Che cos’è l’ESP e come può essere decisivo in caso di incidente
Le auto di nuova generazione sono certamente molto più sicure rispetto a quelle che utilizzavamo anni fa. Sono complete infatti di ogni tipologia di dispositivo di sicurezza, sia passivo, come gli airbag, i seggiolini per i bambini, le cinture di sicurezza e i poggia testa, sia attivo, come il TCS, l’ABS e l’ESP.
Ma che cos’è in particolare l’ESP? È un sistema in grado di intervenire in caso di sbandata. Vediamo come funziona quello che si chiama “controllo elettronico della stabilità”, dispositivo che aiuta a mantenere una guida più sicura.
Che cos’è l’ESP in auto?
È il dispositivo di controllo elettronico della stabilità, indicato appunto con la sigla ESP (Electronic Stability Program). In realtà comunque, è giusto saperlo, esistono anche altre sigle con le quali viene indicato questo sistema di sicurezza. A volte viene chiamato VDC (Vehicle Dynamic Control), altre VSC (Vehicle Stability Control) e ancora DSC (Dynamic Stability Control) e ESC (Electronic Stability Control). Il concetto è comunque sempre lo stesso, si tratta di un insieme di componenti che vengono messi a punto per migliorare la stabilità dell’auto. L’obiettivo è correggere la traiettoria del mezzo, mantenendolo su strada, cercando di evitare il più alto numero di sbandate e eventuali incidenti. Quando si attiva l’ESP? Ogni volta che le ruote sembrano non reagire più prontamente alle impostazioni del volante.
Come funziona l’ESP?
Le situazioni che si possono creare generalmente sono due:
- sottosterzo, accade quando l’auto, solitamente in curva, tende a portarsi all’esterno della traiettoria comandata dal conducente. Un esempio? Affrontando una curva verso destra, il veicolo si allarga verso sinistra. Per recuperarlo bisogna assolutamente decelerare per tornare a far aderire perfettamente le ruote anteriori, e quindi girare lo sterzo nella direzione della sbandata. Non è sicuramente una manovra semplice, e potrebbe anche portare a una situazione di sovrasterzo;
- sovrasterzo è invece il contrario di quanto appena descritto: il mezzo tende a chiudere eccessivamente una curva. Un esempio? Un sovrasterzo con perdita totale dell’aderenza del posteriore degenera in un testacoda. Per correggere il sovrasterzo si deve indurre il controsterzo, girando lo sterzo in direzione opposta e accelerando. Anche in questo caso non è facile controllare l’auto.

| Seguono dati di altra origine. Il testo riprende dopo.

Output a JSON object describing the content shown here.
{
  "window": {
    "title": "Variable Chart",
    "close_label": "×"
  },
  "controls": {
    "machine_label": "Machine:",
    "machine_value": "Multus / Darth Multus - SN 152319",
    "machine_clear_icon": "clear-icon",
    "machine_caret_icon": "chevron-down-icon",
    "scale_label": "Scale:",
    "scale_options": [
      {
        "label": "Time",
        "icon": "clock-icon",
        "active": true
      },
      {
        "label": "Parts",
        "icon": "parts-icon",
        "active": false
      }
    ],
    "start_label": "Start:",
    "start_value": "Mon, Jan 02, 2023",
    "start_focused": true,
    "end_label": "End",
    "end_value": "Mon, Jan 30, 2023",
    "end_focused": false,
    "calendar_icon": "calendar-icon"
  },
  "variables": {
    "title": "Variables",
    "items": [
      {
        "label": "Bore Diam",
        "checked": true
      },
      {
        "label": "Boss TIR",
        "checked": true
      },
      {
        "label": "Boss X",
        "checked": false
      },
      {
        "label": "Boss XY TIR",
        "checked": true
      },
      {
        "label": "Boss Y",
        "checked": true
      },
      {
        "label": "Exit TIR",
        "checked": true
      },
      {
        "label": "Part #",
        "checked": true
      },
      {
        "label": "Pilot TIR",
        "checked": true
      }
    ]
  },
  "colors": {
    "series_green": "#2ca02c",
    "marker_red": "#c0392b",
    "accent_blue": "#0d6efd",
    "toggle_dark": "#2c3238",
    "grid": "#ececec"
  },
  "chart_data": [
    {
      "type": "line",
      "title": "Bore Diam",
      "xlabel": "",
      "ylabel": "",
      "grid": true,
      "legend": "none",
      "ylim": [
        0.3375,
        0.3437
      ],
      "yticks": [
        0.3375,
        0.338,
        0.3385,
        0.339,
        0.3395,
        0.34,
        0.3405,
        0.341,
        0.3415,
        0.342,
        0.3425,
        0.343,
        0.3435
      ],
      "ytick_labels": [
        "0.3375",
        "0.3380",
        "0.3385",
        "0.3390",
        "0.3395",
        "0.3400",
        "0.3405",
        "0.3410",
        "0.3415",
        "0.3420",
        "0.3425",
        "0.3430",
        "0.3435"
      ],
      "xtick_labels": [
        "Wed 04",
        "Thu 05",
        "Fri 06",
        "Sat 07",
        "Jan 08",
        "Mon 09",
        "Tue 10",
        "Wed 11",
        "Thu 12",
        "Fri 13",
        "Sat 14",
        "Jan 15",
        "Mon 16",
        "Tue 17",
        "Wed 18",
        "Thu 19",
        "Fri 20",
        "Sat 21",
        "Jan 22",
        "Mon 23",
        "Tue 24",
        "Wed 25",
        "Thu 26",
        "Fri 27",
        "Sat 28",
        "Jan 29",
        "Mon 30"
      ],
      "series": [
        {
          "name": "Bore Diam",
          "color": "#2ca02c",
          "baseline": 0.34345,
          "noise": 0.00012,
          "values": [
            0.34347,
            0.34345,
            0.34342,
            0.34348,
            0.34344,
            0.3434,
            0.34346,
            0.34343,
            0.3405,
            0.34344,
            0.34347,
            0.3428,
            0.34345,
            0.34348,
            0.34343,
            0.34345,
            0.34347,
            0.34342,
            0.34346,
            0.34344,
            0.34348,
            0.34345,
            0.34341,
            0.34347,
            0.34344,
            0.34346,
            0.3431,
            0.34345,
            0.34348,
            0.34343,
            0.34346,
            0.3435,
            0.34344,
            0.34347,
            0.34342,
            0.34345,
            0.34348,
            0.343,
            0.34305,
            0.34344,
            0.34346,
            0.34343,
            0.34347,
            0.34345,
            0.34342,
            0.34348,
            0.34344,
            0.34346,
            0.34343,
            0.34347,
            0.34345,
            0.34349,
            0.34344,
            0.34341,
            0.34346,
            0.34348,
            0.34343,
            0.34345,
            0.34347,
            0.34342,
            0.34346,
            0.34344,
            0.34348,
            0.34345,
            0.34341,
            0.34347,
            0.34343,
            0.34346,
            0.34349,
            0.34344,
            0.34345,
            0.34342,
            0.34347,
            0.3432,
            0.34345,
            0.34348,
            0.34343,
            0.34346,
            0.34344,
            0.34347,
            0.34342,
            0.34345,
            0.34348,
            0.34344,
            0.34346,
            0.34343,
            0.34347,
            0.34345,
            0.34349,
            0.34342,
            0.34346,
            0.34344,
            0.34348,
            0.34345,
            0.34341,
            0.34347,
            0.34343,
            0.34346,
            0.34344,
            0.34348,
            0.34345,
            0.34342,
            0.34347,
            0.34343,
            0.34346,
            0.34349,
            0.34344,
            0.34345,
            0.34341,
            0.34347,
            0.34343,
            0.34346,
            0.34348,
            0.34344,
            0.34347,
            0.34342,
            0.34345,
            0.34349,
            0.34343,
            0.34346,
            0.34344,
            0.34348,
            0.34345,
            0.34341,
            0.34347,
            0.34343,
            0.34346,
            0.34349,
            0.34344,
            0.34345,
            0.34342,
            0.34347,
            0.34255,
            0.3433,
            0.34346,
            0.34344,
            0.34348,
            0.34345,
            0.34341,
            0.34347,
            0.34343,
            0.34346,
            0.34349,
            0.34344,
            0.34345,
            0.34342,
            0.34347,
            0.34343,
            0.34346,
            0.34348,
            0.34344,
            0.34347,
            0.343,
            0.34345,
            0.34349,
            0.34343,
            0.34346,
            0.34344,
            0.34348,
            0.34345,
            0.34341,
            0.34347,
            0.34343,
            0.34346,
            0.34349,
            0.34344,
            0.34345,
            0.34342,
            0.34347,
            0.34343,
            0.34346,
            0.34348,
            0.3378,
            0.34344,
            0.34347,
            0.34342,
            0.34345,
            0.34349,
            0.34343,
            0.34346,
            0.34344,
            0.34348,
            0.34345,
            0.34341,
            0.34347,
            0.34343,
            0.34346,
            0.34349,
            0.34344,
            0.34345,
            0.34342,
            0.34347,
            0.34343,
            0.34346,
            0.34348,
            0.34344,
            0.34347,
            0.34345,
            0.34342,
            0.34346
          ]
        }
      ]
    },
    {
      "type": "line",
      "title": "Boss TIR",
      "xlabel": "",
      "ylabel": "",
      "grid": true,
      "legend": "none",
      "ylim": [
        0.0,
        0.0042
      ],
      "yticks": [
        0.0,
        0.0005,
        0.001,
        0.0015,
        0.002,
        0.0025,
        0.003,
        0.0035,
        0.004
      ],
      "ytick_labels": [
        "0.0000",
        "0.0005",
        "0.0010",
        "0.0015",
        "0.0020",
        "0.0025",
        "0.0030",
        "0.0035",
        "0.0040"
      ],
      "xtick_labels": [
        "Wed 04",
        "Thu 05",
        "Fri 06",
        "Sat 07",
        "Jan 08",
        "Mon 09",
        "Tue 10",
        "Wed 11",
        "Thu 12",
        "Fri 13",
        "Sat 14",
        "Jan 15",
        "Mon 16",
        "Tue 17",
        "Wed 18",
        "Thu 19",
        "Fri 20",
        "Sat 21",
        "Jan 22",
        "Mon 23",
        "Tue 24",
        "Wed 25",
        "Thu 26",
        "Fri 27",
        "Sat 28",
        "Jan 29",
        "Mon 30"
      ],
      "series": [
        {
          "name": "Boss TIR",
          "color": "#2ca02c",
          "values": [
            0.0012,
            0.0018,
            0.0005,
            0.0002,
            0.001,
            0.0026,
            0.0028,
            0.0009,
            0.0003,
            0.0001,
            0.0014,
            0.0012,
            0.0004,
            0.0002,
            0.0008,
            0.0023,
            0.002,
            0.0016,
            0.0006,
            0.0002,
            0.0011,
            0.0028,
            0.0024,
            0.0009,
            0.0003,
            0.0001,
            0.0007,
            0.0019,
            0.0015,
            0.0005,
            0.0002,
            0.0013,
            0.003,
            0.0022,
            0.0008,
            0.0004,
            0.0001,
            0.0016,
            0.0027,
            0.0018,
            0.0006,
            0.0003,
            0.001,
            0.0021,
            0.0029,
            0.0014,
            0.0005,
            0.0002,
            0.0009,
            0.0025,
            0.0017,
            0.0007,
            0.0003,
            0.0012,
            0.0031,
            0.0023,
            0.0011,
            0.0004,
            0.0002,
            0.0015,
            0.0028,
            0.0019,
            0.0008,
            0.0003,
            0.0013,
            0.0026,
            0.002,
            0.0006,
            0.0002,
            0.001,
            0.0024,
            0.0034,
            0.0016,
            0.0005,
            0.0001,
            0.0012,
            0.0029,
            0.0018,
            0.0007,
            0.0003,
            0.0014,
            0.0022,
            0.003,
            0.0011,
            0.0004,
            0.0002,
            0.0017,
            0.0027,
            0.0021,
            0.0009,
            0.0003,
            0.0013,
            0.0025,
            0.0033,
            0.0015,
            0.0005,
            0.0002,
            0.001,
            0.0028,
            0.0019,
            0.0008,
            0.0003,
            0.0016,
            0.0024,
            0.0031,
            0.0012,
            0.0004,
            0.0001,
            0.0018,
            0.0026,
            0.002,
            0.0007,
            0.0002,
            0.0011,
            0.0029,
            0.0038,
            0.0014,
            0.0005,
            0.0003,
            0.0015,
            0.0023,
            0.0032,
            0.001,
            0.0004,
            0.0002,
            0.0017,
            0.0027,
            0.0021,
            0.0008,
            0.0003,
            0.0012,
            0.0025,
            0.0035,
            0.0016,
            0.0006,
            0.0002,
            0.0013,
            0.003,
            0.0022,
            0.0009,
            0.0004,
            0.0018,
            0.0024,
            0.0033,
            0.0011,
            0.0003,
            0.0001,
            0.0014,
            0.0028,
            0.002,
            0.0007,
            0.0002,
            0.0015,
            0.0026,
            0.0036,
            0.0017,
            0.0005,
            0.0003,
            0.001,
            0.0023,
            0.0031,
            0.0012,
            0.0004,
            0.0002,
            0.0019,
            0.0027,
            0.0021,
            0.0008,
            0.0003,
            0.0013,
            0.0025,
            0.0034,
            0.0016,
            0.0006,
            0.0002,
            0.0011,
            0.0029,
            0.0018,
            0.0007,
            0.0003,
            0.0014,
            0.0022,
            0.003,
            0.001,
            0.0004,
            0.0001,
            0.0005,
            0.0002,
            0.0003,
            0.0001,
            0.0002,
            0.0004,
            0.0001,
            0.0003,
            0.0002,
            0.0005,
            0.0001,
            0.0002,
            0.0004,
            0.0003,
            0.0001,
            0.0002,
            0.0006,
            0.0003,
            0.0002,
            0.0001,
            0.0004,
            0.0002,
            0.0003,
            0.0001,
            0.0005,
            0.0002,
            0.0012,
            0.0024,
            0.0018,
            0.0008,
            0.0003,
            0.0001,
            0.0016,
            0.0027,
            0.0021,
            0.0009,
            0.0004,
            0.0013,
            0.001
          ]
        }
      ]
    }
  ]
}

Quando il mezzo quindi perde aderenza, come in queste situazioni, entra in gioco l’ESP.
Da cosa è composto l’ESP?
L’ESP quindi interviene nel momento in cui l’auto perde stabilità uscendo dalla traiettoria comandata; agisce sulla singola ruota o sulle ruote che hanno perso aderenza. Funziona grazie alle componenti che formano il sistema. Possiamo semplificare il discorso dicendo che ci sono tre classi di sensori e una centralina di controllo. I primi sensori si trovano sulle ruote, e monitorano i giri che danno. L’altro sensore invece considera la rotazione dell’auto rispetto al proprio asse, e così trasmette alla centralina la direzione in cui si sposta l’auto. Il terzo e ultimo è il sensore di sterzata, che indica in che direzione sta girando il volante il guidatore. Chi raccoglie tutti questi dati? La centralina, che così riesce a captare se delle ruote stanno girando più o meno velocemente delle altre e se l’auto risponde ai comandi che il conducente dà tramite il volante.
Come funziona?
Dopo aver spiegato quindi di cosa si tratta, è più facile capire come funziona l’ESP: è in grado di percepire autonomamente quando è il caso di intervenire, riconoscendo una sbandata. Quando individua la ruota che perde aderenza, agisce sulla potenza del motore e eventualmente sui freni, diminuisce quindi i giri delle ruote coinvolte, ristabilisce l’aderenza, e riporta l’auto in asse, correggendo la sbandata (se possibile).